# Slim und cryptsetup mittels pam

## rogge

Hallo,

ich wollte vom xdm auf slim wechseln. Meine Partitionen werden mittels pam-mount

eingehangen. Dazu ist, da mit cryptsetup verschlüsselt, die Eingabe eines weiteren

Passworts notwendig. Dies hat unter xdm (eingerichtet unter /etc/pam.d/xdm) auch

gut geklappt. Slim wurde mit pam-USE-Flag übersetzt und die /etc/pam.d/slim hab

ich mit der /etc/pam.d/xdm überschrieben.

Nur leider klappt das Entschlüsseln beim login nicht. Bei der ersten PW-Eingabe bleibt

das PW quasi im Eingabefeld stehen und man müsste das vorher eingegebene löschen

und das zweite PW eingeben.
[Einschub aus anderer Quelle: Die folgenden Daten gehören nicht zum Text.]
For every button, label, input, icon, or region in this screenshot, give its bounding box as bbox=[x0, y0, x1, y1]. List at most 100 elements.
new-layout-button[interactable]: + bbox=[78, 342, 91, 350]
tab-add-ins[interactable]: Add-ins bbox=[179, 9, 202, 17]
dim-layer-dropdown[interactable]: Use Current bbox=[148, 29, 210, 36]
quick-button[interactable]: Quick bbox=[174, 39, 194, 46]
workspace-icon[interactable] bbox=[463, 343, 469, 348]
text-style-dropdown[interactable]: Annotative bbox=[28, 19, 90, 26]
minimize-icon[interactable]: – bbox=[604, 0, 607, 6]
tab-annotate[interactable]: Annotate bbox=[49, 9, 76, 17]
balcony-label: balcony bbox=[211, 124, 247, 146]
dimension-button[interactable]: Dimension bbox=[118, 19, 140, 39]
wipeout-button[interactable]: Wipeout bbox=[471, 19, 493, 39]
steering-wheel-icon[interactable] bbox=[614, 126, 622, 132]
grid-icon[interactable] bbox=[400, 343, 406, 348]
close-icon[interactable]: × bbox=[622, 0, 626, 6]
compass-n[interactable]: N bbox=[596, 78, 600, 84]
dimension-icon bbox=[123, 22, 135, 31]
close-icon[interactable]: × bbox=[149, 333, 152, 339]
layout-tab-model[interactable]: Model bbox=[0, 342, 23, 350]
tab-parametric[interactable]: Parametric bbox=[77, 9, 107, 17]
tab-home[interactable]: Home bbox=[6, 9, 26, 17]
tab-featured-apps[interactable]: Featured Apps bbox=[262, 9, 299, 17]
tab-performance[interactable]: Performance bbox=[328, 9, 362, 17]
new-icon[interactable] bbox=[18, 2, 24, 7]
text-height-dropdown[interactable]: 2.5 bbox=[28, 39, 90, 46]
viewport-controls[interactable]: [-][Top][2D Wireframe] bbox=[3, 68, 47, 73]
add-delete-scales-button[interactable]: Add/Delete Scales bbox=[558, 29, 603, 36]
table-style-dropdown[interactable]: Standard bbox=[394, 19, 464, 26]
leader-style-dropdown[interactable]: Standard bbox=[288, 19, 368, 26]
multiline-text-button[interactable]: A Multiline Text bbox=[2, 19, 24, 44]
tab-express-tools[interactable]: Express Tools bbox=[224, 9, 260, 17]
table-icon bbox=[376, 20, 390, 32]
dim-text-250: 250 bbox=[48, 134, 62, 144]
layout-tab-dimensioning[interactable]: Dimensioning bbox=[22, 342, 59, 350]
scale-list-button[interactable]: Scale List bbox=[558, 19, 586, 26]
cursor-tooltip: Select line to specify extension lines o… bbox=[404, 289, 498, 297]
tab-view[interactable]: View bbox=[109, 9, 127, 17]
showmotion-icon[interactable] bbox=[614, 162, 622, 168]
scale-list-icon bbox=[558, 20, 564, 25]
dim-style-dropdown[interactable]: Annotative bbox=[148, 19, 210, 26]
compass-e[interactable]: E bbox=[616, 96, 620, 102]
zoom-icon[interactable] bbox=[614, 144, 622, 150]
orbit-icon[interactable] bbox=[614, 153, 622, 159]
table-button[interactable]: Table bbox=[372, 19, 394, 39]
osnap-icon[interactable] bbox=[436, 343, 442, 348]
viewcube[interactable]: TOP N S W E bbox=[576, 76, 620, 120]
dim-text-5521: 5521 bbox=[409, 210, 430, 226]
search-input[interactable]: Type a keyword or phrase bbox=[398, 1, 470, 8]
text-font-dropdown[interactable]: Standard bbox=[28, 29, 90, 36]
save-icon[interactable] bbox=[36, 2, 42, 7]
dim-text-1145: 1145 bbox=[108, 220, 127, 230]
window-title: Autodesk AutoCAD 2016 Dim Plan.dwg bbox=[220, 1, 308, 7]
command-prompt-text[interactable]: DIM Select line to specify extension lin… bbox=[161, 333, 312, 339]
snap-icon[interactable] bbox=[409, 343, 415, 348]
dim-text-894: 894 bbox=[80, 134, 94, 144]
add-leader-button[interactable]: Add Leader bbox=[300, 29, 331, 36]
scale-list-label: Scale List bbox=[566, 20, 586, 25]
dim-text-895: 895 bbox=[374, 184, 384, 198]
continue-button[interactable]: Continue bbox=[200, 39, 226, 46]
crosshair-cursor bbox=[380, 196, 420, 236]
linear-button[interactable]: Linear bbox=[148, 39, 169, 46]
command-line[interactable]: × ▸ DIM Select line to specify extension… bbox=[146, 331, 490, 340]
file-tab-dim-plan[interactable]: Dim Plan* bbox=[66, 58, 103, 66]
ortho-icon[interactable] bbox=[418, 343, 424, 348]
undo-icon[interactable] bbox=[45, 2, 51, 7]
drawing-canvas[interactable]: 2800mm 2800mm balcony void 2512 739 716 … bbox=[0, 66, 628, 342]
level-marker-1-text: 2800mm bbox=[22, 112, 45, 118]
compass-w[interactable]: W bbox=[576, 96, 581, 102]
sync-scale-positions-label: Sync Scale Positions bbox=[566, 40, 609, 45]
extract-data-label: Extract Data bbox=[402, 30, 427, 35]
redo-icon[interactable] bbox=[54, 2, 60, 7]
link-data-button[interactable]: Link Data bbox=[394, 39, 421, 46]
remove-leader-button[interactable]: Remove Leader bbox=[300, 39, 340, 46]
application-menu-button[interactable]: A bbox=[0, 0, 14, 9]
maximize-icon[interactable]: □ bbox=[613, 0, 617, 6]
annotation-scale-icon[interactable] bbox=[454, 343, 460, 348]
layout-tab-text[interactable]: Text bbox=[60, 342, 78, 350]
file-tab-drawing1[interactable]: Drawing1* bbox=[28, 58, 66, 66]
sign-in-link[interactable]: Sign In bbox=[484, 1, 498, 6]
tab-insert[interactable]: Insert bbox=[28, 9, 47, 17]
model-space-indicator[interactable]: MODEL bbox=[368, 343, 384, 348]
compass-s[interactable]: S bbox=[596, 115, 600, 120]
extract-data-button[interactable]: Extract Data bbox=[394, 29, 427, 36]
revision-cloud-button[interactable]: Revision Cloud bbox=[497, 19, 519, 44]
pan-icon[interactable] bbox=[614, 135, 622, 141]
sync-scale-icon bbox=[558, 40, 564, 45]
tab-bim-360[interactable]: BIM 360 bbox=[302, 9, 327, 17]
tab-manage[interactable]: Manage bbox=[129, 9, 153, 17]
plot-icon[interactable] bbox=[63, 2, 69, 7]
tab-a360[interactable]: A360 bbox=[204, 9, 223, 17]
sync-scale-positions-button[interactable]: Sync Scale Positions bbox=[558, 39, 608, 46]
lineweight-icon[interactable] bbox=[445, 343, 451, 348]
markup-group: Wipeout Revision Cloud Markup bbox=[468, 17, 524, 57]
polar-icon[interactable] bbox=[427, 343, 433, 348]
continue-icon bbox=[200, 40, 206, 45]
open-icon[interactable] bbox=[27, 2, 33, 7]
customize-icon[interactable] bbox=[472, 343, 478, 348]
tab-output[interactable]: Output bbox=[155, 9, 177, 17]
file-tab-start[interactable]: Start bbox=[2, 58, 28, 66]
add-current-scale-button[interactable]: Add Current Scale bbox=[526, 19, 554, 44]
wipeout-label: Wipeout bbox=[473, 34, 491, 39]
Ich bekomme dabei nur leider einen schwarzen Bildschirm

der dann auf die Login-Maske wieder zurückfällt.

Dieses Verhalten kenne ich vom xdm auch, allerdings nur wenn das cryptsetup-PW

falsch eingegeben wurde. Das ist aber bei meinen vielen versuchen auszuschließen.

Hat jemand eine Idee wie sich das regeln lässt?!

MfG rogge

PS: Kann man unter slim irgendwie verhindern, dass das Passwort durch Sternchen ab-

gebildet wird?

----------

## forrestfunk81

Funktioniert pam_mount, wenn du die entsprechenden Optionen global in /etc/pam.d/system-auth einträgst?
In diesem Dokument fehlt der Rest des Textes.